The display and perennial gardens are filled with visitors. A bridal party poses in the Japanese garden. Photographers are everywhere, bending close to flower buds. The bright sunshine and storm-fresh air succeed in shooing my cabin fever the way the quick breezes shoo mosquitoes off my skin.
I escape down the cool calm of Wood Duck Trail, climbing the slope around a washout from the recent heavy rain. With each step, the clamor of people and traffic noise recedes. Soon the din is covered by birdsong. Dragonflies and damselflies dart and soar around me. An black-tipped turkey feather glows iridescent in the sun.

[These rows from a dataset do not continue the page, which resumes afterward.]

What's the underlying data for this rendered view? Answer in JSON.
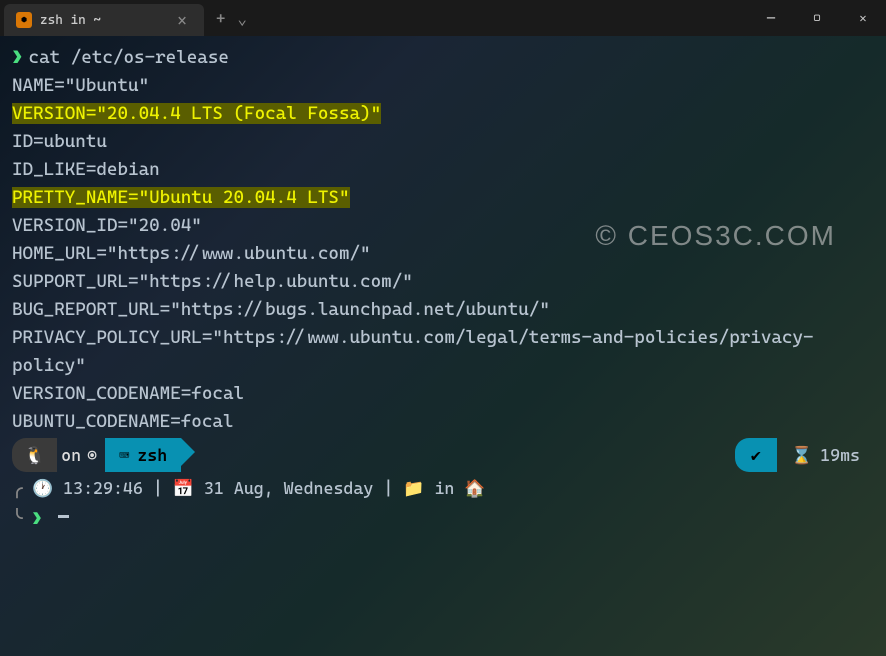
{
  "titlebar": {
    "tab_title": "zsh in ~",
    "tab_icon_glyph": "⬢"
  },
  "terminal": {
    "prompt": "❯",
    "command": "cat /etc/os-release",
    "output": [
      {
        "text": "NAME=\"Ubuntu\"",
        "highlight": false
      },
      {
        "text": "VERSION=\"20.04.4 LTS (Focal Fossa)\"",
        "highlight": true
      },
      {
        "text": "ID=ubuntu",
        "highlight": false
      },
      {
        "text": "ID_LIKE=debian",
        "highlight": false
      },
      {
        "text": "PRETTY_NAME=\"Ubuntu 20.04.4 LTS\"",
        "highlight": true
      },
      {
        "text": "VERSION_ID=\"20.04\"",
        "highlight": false
      },
      {
        "text": "HOME_URL=\"https://www.ubuntu.com/\"",
        "highlight": false
      },
      {
        "text": "SUPPORT_URL=\"https://help.ubuntu.com/\"",
        "highlight": false
      },
      {
        "text": "BUG_REPORT_URL=\"https://bugs.launchpad.net/ubuntu/\"",
        "highlight": false
      },
      {
        "text": "PRIVACY_POLICY_URL=\"https://www.ubuntu.com/legal/terms-and-policies/privacy-policy\"",
        "highlight": false
      },
      {
        "text": "VERSION_CODENAME=focal",
        "highlight": false
      },
      {
        "text": "UBUNTU_CODENAME=focal",
        "highlight": false
      }
    ]
  },
  "statusbar": {
    "tux": "🐧",
    "on": "on",
    "circle": "◉",
    "shell_icon": "⌨",
    "shell": "zsh",
    "check": "✔",
    "hourglass": "⌛",
    "duration": "19ms"
  },
  "infoline": {
    "clock_icon": "🕐",
    "time": "13:29:46",
    "sep": "|",
    "cal_icon": "📅",
    "date": "31 Aug, Wednesday",
    "folder_icon": "📁",
    "in": "in",
    "home_icon": "🏠"
  },
  "prompt2": "❯",
  "watermark": "© CEOS3C.COM"
}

Walking into a forest is like pulling a favorite blanket around my shoulders. Craggy oaks and tall maples tower protectively above me. Plants, flowers, and berries nurture with their colors, scents, forms and tastes. Sparrows, finches, vireos and robins serenade me in Surround Sound. Sunbeams shine through the canopy in ever-moving spots and slides. The ground gives lightly under my feet; respite from hard sidewalks and floors. One deep breath and I feel balanced and grounded again.
An Eastern Tailed-Blue butterfly poses congenially for me. Click on the photo to enlarge it and note its fringed wings, white-spotted antennae, the orange spots on its hindwing, and its tiny wisp of tail. It slides its wings back and forth, giving a glimpse of the dark brown upper side.
Red baneberries stand out among green leaves on the forest floor. Monarchs cavort in twos, and a pair of bluebirds flies past. Mr. and Mrs. Blue Jay are noisily chiding their children. Swamp milkweed is in full bloom along the sunny spots near the edge of Wood Duck Pond. An orange Meadowhawk dragonfly rests atop a leafless stem.
Staghorn sumac berries are turning from green to red atop the
soft, peach-fuzz branches. A tall White meadowsweet is in bud. Indian grass florets are fringed with tiny red flowers. Bluets – those sweet turquoise and black damselflies – rest inconspicuously on grasses and slender stems.
Healing from cabin fever never felt so good!